Munster estimates the broader AI chip market is moving at about $500 billion a year, meaning even a small share increase could be a significant factor for Alphabet.
human
No relationship attracts more scrutiny of I/O than the relationship between Google and Anthropic.
Alphabet holds significant ownership stakes in AI startups, and its recently reported $200 billion cloud commitment, if accurate, could represent a large portion of Google’s contracted future cloud revenue.
Google has also committed to up to $40 billion in total investment, creating a loop where capital flows to Anthropic through cloud and TPU spending and back to Google.

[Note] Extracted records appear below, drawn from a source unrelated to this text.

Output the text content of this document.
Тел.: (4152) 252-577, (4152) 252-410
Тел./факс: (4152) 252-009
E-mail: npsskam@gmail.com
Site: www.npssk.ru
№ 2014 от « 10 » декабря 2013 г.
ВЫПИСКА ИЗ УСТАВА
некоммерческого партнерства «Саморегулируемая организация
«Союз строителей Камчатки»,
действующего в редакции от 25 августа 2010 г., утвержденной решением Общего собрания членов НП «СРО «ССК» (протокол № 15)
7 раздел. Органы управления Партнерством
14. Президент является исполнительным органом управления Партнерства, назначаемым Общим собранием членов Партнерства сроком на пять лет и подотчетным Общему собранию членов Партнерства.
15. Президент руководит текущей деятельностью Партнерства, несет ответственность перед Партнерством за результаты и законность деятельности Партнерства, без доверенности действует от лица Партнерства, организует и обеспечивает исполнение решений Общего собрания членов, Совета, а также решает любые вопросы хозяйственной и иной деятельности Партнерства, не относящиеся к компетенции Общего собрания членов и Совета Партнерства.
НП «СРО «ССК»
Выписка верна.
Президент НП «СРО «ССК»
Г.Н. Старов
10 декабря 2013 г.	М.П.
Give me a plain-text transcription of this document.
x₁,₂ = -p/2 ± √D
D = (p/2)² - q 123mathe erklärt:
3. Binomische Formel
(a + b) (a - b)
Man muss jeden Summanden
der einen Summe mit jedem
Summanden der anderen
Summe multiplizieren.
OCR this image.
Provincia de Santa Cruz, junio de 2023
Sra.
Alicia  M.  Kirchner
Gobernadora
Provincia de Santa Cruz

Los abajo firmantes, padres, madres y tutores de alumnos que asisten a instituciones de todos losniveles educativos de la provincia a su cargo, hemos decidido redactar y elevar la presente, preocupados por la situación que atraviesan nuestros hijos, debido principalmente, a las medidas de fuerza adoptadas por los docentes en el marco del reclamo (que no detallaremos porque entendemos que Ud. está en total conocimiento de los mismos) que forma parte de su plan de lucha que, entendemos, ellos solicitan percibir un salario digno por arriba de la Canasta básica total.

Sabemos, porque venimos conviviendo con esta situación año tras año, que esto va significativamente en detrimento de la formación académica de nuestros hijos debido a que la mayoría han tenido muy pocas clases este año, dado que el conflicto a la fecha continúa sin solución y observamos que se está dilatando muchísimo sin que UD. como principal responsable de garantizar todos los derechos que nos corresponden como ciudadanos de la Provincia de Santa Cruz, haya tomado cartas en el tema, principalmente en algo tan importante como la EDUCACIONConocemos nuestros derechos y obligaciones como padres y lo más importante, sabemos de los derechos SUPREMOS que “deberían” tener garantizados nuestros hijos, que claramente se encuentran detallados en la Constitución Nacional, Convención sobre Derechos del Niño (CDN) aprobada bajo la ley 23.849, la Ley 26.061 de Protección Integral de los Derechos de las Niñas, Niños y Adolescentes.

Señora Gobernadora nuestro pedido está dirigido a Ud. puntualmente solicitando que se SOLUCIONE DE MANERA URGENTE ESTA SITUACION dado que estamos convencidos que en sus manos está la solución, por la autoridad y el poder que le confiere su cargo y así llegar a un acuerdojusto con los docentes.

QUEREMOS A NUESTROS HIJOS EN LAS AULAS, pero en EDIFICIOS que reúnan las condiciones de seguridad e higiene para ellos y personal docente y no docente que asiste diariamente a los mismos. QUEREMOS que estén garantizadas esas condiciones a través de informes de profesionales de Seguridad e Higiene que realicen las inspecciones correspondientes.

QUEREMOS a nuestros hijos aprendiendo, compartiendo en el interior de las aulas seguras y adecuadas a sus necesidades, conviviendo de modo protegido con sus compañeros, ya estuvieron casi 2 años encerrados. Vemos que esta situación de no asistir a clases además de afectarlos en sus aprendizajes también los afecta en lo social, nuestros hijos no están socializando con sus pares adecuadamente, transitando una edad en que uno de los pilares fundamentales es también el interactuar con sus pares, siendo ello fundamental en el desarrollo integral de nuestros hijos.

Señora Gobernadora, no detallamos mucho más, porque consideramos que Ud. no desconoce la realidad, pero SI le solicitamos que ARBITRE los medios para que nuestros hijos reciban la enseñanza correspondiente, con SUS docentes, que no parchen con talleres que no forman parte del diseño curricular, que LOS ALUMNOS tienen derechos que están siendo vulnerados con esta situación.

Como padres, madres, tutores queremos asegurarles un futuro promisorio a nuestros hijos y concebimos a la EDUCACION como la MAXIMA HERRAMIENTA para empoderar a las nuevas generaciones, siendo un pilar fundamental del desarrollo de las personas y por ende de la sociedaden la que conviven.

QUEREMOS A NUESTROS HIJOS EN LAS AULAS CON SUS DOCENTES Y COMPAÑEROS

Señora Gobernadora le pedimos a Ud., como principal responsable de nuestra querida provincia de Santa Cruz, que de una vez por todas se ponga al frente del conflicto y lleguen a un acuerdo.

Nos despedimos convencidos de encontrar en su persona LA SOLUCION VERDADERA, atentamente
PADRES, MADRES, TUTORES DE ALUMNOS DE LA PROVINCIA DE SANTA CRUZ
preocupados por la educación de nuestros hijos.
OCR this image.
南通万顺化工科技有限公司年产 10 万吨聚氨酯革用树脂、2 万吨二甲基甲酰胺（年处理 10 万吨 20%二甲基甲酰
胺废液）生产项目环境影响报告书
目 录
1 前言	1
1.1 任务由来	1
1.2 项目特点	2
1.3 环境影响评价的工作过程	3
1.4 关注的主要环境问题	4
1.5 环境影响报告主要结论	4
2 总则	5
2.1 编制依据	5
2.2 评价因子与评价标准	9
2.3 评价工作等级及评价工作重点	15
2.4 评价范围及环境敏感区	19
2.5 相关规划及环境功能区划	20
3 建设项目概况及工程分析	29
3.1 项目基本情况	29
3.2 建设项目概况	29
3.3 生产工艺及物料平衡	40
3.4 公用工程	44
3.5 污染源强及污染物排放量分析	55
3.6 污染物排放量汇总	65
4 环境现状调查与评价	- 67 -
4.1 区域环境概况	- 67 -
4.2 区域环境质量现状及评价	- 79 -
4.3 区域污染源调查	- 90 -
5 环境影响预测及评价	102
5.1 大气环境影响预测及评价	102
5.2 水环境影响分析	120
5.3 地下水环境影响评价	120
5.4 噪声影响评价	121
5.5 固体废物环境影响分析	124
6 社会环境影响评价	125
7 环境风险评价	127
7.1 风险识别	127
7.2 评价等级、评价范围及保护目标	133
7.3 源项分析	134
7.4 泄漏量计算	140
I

This dynamic raises concentration issues that investors are already seeing elsewhere in the cloud. oracleThe company’s stock price soared after it reported a significant increase in its backlog, mostly related to OpenAI, but then sold off as investors grew concerned about customer concentration. Microsoft faces similar debate over its relationship with OpenAI.
Toney said Google’s relationship with humanity looks more like a hedge than a weakness.
He said that even if companies choose Claude over Gemini, Google could still benefit from the infrastructure demands behind its use.
“Even if companies prefer Claude, Google still wins in the infrastructure space, because all that activity has to exist somewhere,” he said. “Google still wins with TPU.”